Joshua Alan Breslow, 54, was originally charged with murder in the September 2020 death of Sally Manchester Ricchiuti. She is the daughter of well-known San Diego developer Doug Manchester.
Breslow pleaded guilty to involuntary manslaughter and two counts of possession for sale of a controlled substance. He’s now facing a 15-year prison sentence.
Though Breslow’s attorney disputes the claim, prosecutors say Breslow was aware the pills he was selling were tainted with fentanyl. It was the basis for the original murder charge, which would have potentially carried a 25-years-to-life prison sentence.
“It doesn’t look like she knew what she was taking, and so when she was taking these pills, it did not appear like she was aware they were laced with fentanyl,” Deputy District Attorney Joel Madero said.
Even after Manchester Ricchiuti’s death, investigators found hundreds of fentanyl pills, cocaine and other drugs in Breslow’s La Jolla home, according to prosecutors.
Madero said the plea agreement to a lesser charge was part of a "complicated negotiation" process, in part, made with input from the Manchester family. The prosecutor said the case is a testament to the growing number of fentanyl-related cases and deaths.
“You just never know, and it could be in pill form, it could be powder form, we’ve seen in the past cocaine laced with fentanyl, letting people who are addicted to substances know that this is extremely dangerous,” said Madero.
Since 2020, 168 defendants have been prosecuted for dealing fentanyl, and in 2021, the office prosecuted 223 individuals for a total of 395, according to the District Attorney’s office. Five of those defendants were charged with murder.
Breslow, who appeared on the verge of tears during the plea change hearing, has expressed remorse, according to his attorney.
“He’s extremely remorseful, and I think you’ll see that at the sentencing. He’s been remorseful since day one. Sally was someone that he know very well. They went to high school together. They’ve known each other their entire lives and it’s really a double tragedy for both sides,” Breslow’s attorney Doug Gilliland said.

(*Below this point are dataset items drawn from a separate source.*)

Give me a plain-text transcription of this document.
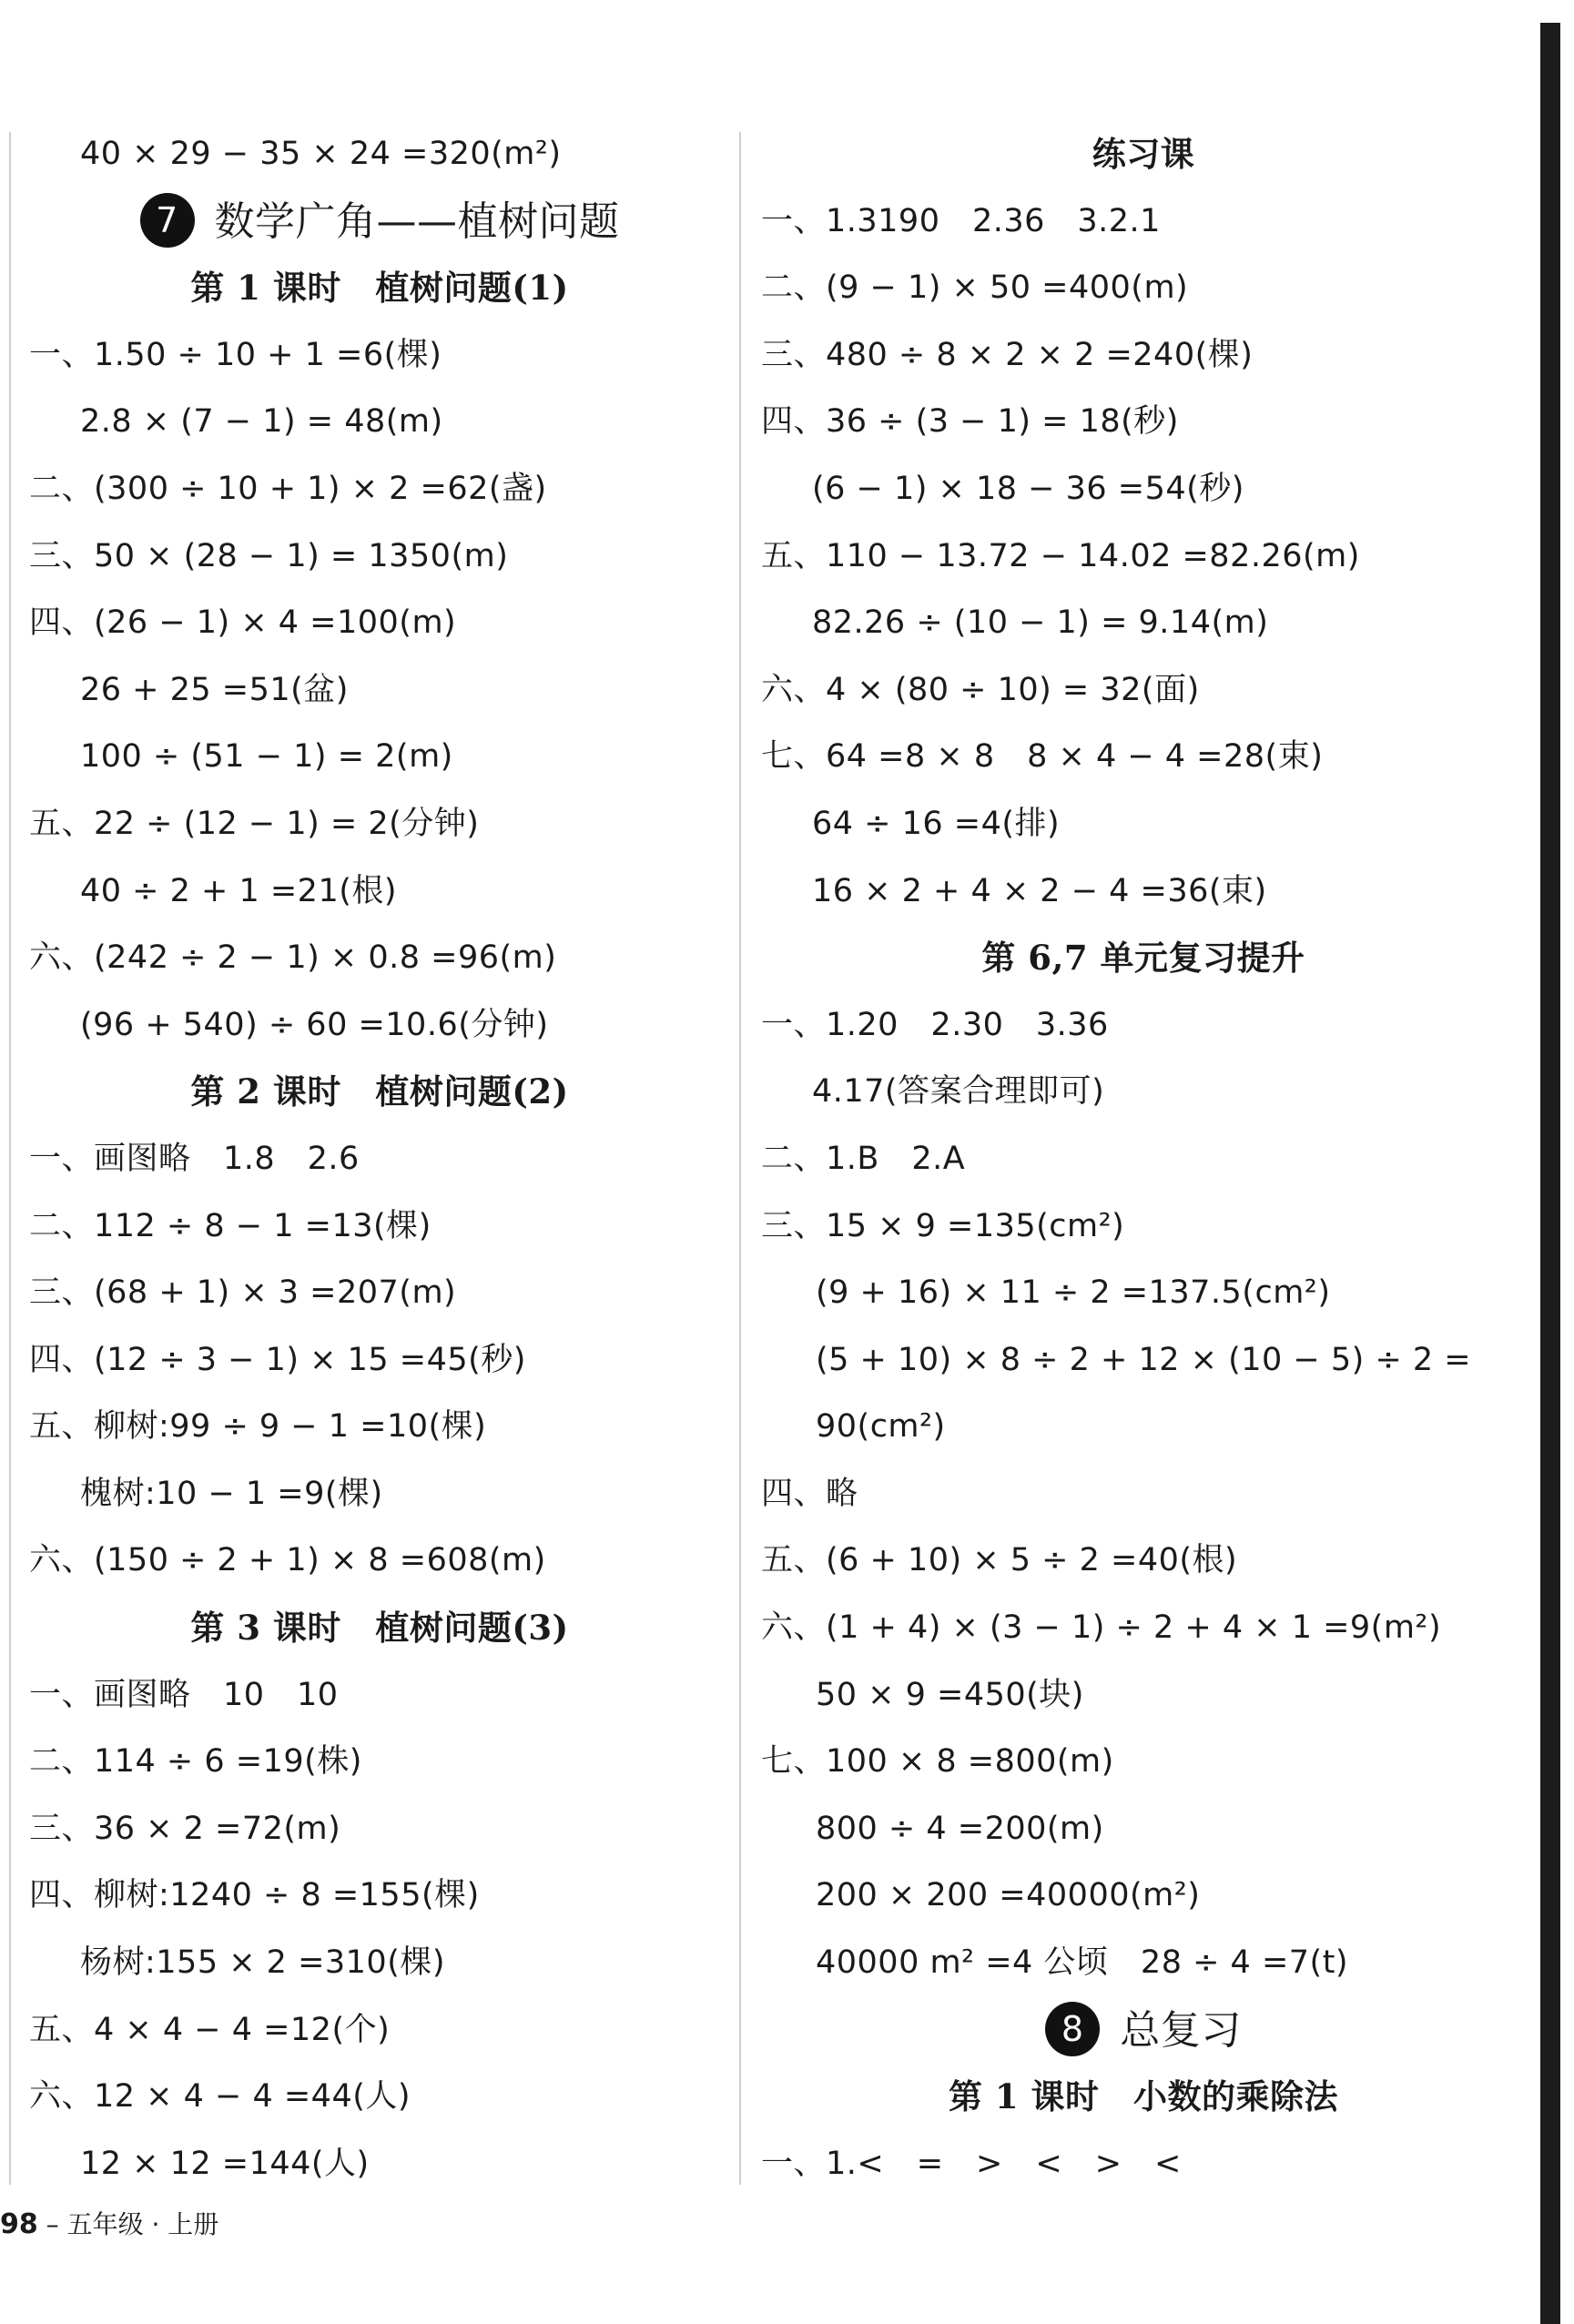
40 × 29 − 35 × 24 =320(m²)
7 数学广角——植树问题
第 1 课时　植树问题(1)
一、1.50 ÷ 10 + 1 =6(棵)
2.8 × (7 − 1) = 48(m)
二、(300 ÷ 10 + 1) × 2 =62(盏)
三、50 × (28 − 1) = 1350(m)
四、(26 − 1) × 4 =100(m)
26 + 25 =51(盆)
100 ÷ (51 − 1) = 2(m)
五、22 ÷ (12 − 1) = 2(分钟)
40 ÷ 2 + 1 =21(根)
六、(242 ÷ 2 − 1) × 0.8 =96(m)
(96 + 540) ÷ 60 =10.6(分钟)
第 2 课时　植树问题(2)
一、画图略　1.8　2.6
二、112 ÷ 8 − 1 =13(棵)
三、(68 + 1) × 3 =207(m)
四、(12 ÷ 3 − 1) × 15 =45(秒)
五、柳树:99 ÷ 9 − 1 =10(棵)
槐树:10 − 1 =9(棵)
六、(150 ÷ 2 + 1) × 8 =608(m)
第 3 课时　植树问题(3)
一、画图略　10　10
二、114 ÷ 6 =19(株)
三、36 × 2 =72(m)
四、柳树:1240 ÷ 8 =155(棵)
杨树:155 × 2 =310(棵)
五、4 × 4 − 4 =12(个)
六、12 × 4 − 4 =44(人)
12 × 12 =144(人)
练习课
一、1.3190　2.36　3.2.1
二、(9 − 1) × 50 =400(m)
三、480 ÷ 8 × 2 × 2 =240(棵)
四、36 ÷ (3 − 1) = 18(秒)
(6 − 1) × 18 − 36 =54(秒)
五、110 − 13.72 − 14.02 =82.26(m)
82.26 ÷ (10 − 1) = 9.14(m)
六、4 × (80 ÷ 10) = 32(面)
七、64 =8 × 8　8 × 4 − 4 =28(束)
64 ÷ 16 =4(排)
16 × 2 + 4 × 2 − 4 =36(束)
第 6,7 单元复习提升
一、1.20　2.30　3.36
4.17(答案合理即可)
二、1.B　2.A
三、15 × 9 =135(cm²)
(9 + 16) × 11 ÷ 2 =137.5(cm²)
(5 + 10) × 8 ÷ 2 + 12 × (10 − 5) ÷ 2 =
90(cm²)
四、略
五、(6 + 10) × 5 ÷ 2 =40(根)
六、(1 + 4) × (3 − 1) ÷ 2 + 4 × 1 =9(m²)
50 × 9 =450(块)
七、100 × 8 =800(m)
800 ÷ 4 =200(m)
200 × 200 =40000(m²)
40000 m² =4 公顷　28 ÷ 4 =7(t)
8 总复习
第 1 课时　小数的乘除法
一、1.<　=　>　<　>　<
98 – 五年级 · 上册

The San Diego County Board of Supervisors took a stand against the fentanyl epidemic on Tuesday by declaring a public health emergency.
Supervisors say it will help the county raise awareness about the issue and secure the necessary resources to fight the drug the CDC claims was the number one killer of people 18 to 45 years old in the U.S. last year – that’s more deaths attributed to fentanyl than COVID, heart disease, gun violence and car accidents.